After learning that Pastor Bob and his followers oppose female contraception, Tony asks them if their God disapproves of Viagra too. Da Lux invites Tony to watch a boxing fight at his hospital room on satellite TV. While watching the prize fight, Paulie moans about how alone everyone is, Schwinn discusses the interconnectivity of all life, telling them how no event or entity can be understood independent from the rest of the world referencing the work of Erwin Schrödinger, Quantum mysticism, and Da Lux agrees with Schwinn: "everything is everything, I'm down with that." 

Schwinn has ideas that are at odds with the beliefs of Pastor Bob, who again visits Tony later and tries to encourage him to find his spirituality. Tony confides to Schwinn he is starting to believe they are all part of something bigger.

Schwinn’s interconnectivity remark - What sounds like a casual remark is of course anything but. It’s the genius of the writers that set up and make room for reflection. Here, mortality, psychology, religion, quantum physics, art and moralism collide.

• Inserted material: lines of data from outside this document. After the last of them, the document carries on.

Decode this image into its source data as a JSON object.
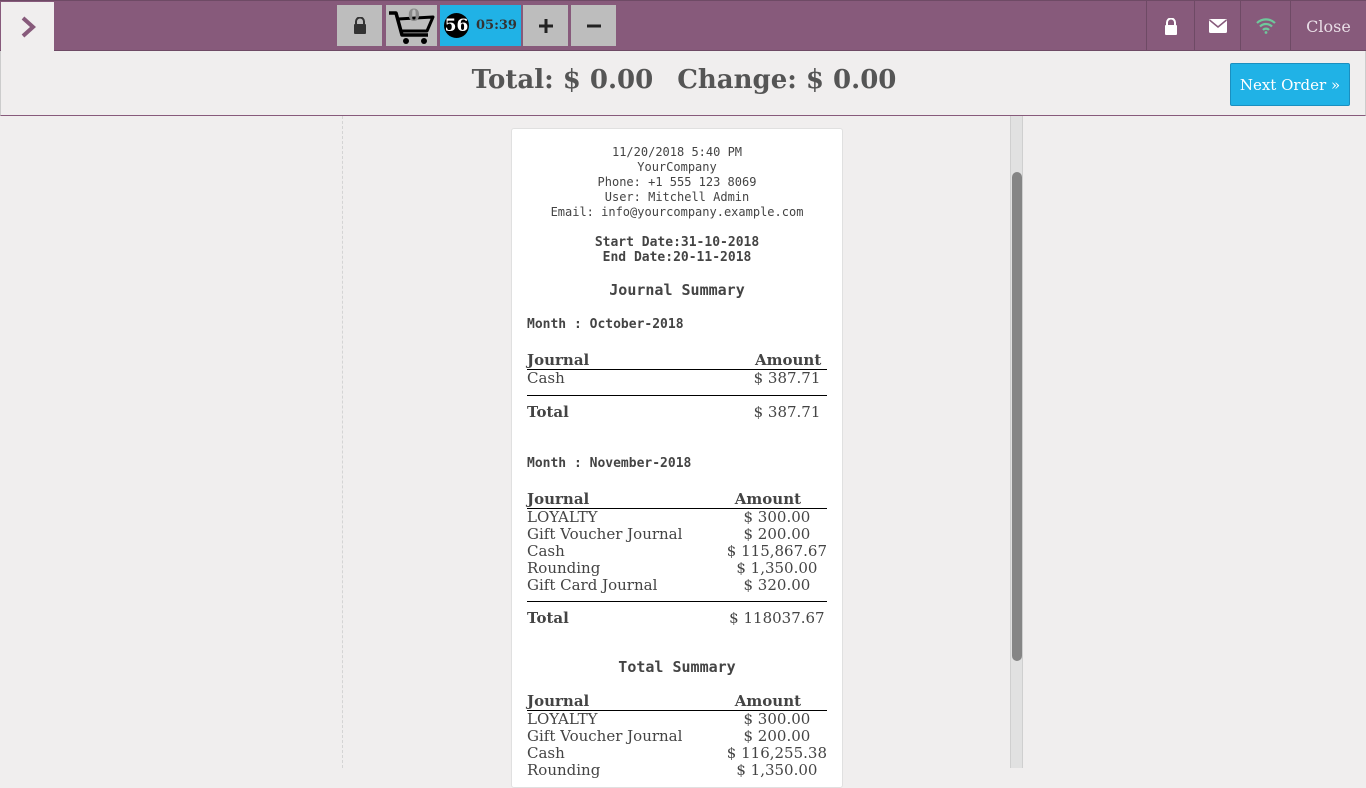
{
  "toolbar": {
    "cart_count": "0",
    "order_count": "56",
    "timer": "05:39",
    "close_label": "Close"
  },
  "header": {
    "total_label": "Total: $ 0.00",
    "change_label": "Change: $ 0.00",
    "next_order_label": "Next Order »"
  },
  "receipt": {
    "datetime": "11/20/2018 5:40 PM",
    "company": "YourCompany",
    "phone": "Phone: +1 555 123 8069",
    "user": "User: Mitchell Admin",
    "email": "Email: info@yourcompany.example.com",
    "start_date": "Start Date:31-10-2018",
    "end_date": "End Date:20-11-2018",
    "journal_summary_title": "Journal Summary",
    "col_journal": "Journal",
    "col_amount": "Amount",
    "total_label": "Total",
    "months": [
      {
        "title": "Month : October-2018",
        "rows": [
          {
            "journal": "Cash",
            "amount": "$ 387.71"
          }
        ],
        "total": "$ 387.71"
      },
      {
        "title": "Month : November-2018",
        "rows": [
          {
            "journal": "LOYALTY",
            "amount": "$ 300.00"
          },
          {
            "journal": "Gift Voucher Journal",
            "amount": "$ 200.00"
          },
          {
            "journal": "Cash",
            "amount": "$ 115,867.67"
          },
          {
            "journal": "Rounding",
            "amount": "$ 1,350.00"
          },
          {
            "journal": "Gift Card Journal",
            "amount": "$ 320.00"
          }
        ],
        "total": "$ 118037.67"
      }
    ],
    "total_summary_title": "Total Summary",
    "total_summary_rows": [
      {
        "journal": "LOYALTY",
        "amount": "$ 300.00"
      },
      {
        "journal": "Gift Voucher Journal",
        "amount": "$ 200.00"
      },
      {
        "journal": "Cash",
        "amount": "$ 116,255.38"
      },
      {
        "journal": "Rounding",
        "amount": "$ 1,350.00"
      }
    ]
  },
  "colors": {
    "topbar": "#875a7b",
    "accent": "#20b2e6",
    "wifi": "#6ec89b"
  }
}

Interconnectivity, or as Tony puts it “we are all part of something bigger” isn’t, of course, a new idea. Our perception of things, the world is not just an esoteric topic confined to philosophy, but one of neuropsychology, brain structure and function, physics and more. Consciousness, as imperceptible and inexplicable as it may be, could well be at the root of everything we experience. Not just what we think, but what we see, what we feel.

The temporal lobe assigns meaning to whatever stimuli hit our senses. In short, it is the temporal lobe that gives us meaning to what we see, what we hear, etc. Temporal lobe damage can affect our ability to assign meaning to normally familiar objects. And interestingly, in some cases of temporal lobe damage that cause temporal lobe seizures, such patients can be overwhelmed with spiritual and emotional feelings beyond the norms of human experience.

So where, or how does the discovery of an elementary particle such as the Higgs boson sit? The Higgs boson, or the “God particle” explains how elementary particles gain mass by interacting with other particles within an invisible field of energy. Sure, the 2013 Nobel prize went to Francois Englert of Belgium and Peter Higgs of the United Kingdom for the theory of how particles acquire mass. This was borne out when researchers confirmed the existence in 2012 of the God particle.

But, Where did the thought of the Higgs boson come from? Does this particle exist only in our mind? Can it be manipulated by our thoughts? Is it possible that matter isn’t so much a thing as it is a perspective? If so, could it be that by changing this perspective we might discover that our essential nature isn’t matter-based after all?